The ‘type’ can be either of the following, and influences the interpretation of the optional ‘data-url’:

  • textus:scanned-image : The data-url, if present, references an image resource containing a scan or photograph of a physical book, manuscript etc from which the annotated text is transcribed. The data-url should reference a resource with MIME type image/*.
  • textus:audio : The data-url, if present, references an audio resource from which the annotated text has been transcribed. The data-url should reference a resource with MIME type audio/*.

This set may be expanded in the future.


Scenes are entities within a dramatic text distinguished by a place, a time and a set of actors (in the ‘things which cause effects’ rather than ‘people wearing costumes’ sense).
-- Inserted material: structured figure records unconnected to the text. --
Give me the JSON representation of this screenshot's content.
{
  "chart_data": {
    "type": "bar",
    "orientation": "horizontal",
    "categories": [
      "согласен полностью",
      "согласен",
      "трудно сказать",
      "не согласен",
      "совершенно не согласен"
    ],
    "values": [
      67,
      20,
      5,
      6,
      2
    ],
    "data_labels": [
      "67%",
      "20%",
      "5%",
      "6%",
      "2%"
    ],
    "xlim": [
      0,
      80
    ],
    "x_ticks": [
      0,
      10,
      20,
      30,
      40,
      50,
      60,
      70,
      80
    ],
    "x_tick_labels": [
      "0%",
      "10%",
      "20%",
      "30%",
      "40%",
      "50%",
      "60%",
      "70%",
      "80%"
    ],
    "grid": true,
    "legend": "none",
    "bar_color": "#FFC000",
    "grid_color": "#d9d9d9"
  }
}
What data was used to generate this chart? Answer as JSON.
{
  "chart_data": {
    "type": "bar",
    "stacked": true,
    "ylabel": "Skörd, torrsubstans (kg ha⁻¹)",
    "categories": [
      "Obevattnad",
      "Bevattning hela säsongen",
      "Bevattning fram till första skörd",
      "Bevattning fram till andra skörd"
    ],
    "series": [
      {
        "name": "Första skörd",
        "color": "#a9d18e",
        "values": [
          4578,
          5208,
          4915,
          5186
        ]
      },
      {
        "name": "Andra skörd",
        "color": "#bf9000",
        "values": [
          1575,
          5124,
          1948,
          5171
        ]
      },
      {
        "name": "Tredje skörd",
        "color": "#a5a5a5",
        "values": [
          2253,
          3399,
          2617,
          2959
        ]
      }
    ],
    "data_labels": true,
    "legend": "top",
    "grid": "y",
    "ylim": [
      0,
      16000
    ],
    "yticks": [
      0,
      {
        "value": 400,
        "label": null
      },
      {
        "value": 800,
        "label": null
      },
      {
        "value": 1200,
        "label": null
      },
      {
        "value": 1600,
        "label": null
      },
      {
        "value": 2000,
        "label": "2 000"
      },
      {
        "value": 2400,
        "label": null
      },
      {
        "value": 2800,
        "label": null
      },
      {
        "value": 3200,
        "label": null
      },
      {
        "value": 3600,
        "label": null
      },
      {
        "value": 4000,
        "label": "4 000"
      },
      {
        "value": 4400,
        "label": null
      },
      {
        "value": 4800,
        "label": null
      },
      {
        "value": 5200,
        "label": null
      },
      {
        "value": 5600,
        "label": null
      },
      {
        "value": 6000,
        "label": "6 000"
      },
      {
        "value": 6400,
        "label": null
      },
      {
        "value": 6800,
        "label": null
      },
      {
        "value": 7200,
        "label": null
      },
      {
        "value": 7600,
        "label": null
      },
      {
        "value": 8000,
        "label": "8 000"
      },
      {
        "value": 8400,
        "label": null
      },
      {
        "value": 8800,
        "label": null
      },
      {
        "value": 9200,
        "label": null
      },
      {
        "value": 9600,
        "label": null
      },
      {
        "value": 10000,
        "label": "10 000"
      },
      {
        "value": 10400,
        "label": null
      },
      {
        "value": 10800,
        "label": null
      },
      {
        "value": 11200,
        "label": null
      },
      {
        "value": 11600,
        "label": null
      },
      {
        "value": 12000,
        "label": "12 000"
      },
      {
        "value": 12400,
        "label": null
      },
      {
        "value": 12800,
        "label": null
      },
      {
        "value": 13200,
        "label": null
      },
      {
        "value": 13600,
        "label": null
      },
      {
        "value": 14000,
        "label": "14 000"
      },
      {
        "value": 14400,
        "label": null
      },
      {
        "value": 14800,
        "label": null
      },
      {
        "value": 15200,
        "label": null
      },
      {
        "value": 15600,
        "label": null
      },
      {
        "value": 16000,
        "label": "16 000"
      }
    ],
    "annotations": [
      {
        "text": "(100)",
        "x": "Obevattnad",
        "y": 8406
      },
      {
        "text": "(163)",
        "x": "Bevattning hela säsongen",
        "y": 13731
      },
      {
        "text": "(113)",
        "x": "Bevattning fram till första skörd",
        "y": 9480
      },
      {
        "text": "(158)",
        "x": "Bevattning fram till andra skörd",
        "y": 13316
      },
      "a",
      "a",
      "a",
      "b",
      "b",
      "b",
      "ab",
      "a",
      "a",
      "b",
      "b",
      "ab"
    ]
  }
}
All properties are free text, to make these annotations meaningful care should be taken to sensibly normalise e.g. names of characters such that a free text comparison works at a semantic level.

javascript "type" : "textus:scene", "payload" : { "name" : "Scene III", // Optional - indices within parent used if absent "place" : "A spooky wood", "time" : "Just before midnight", "actors" : [ "Frightened rabbit", "Scarecrow" ] }


Letters have an author or authors, a date and a recipient or set of recipients. They may also have a title which can be used as a name when displaying the marker but do not require such - when there is no title a marker of this kind should be displayed using the author, recipient and date fields. Dates are represented as YYYY-MM-DD, with the optional ‘date-name’ property used when this should be overridden for display purposes (we keep a formal date representation to simplify querying by date range).

javascript "type" : "textus:letter", "payload" : { "title" : "On Being Liberated from the Bastille", // Optional - title inferred from other fields if absent "authors" : [ "Voltaire" ], "recipients" : [ "the Lieutenant of Police" ], "date" : "1718-04-05", "date-name" : "Good Friday, April 5, 1718" }

Structure Marker Types

Structure markers overlap to a degree with semantic annotations, in the both are used to interpret the text to which they apply. Markers may also contain inlined semantic annotations, some of which will be particularly appropriate (i.e. the textus:letter marker containing the letter semantic annotation described above).

  • textus:front : A preface or prologue to the main content of the text
  • textus:back : An epilogue, appendix or similar
  • textus:body : The primary content of the text
  • textus:book : A book, the precise definition of which is somewhat ambiguous (for example some physical books have multiple ‘books’ within them, most notably the bible)
  • textus:chapter : A chapter (prose)
  • textus:section : A section (prose)
  • textus:part : A part or sub-section (prose)
  • textus:canto : Used for verse
  • textus:act : Used for dramatic texts
  • textus:stanza (verse)
  • textus:paragraph (all)
  • textus:scene : A scene in a dramatic work, use in conjunction with the scene semantic metadata block.
  • textus:letter : A single piece of correspondance, use in conjunction with the letter semantic metadata block.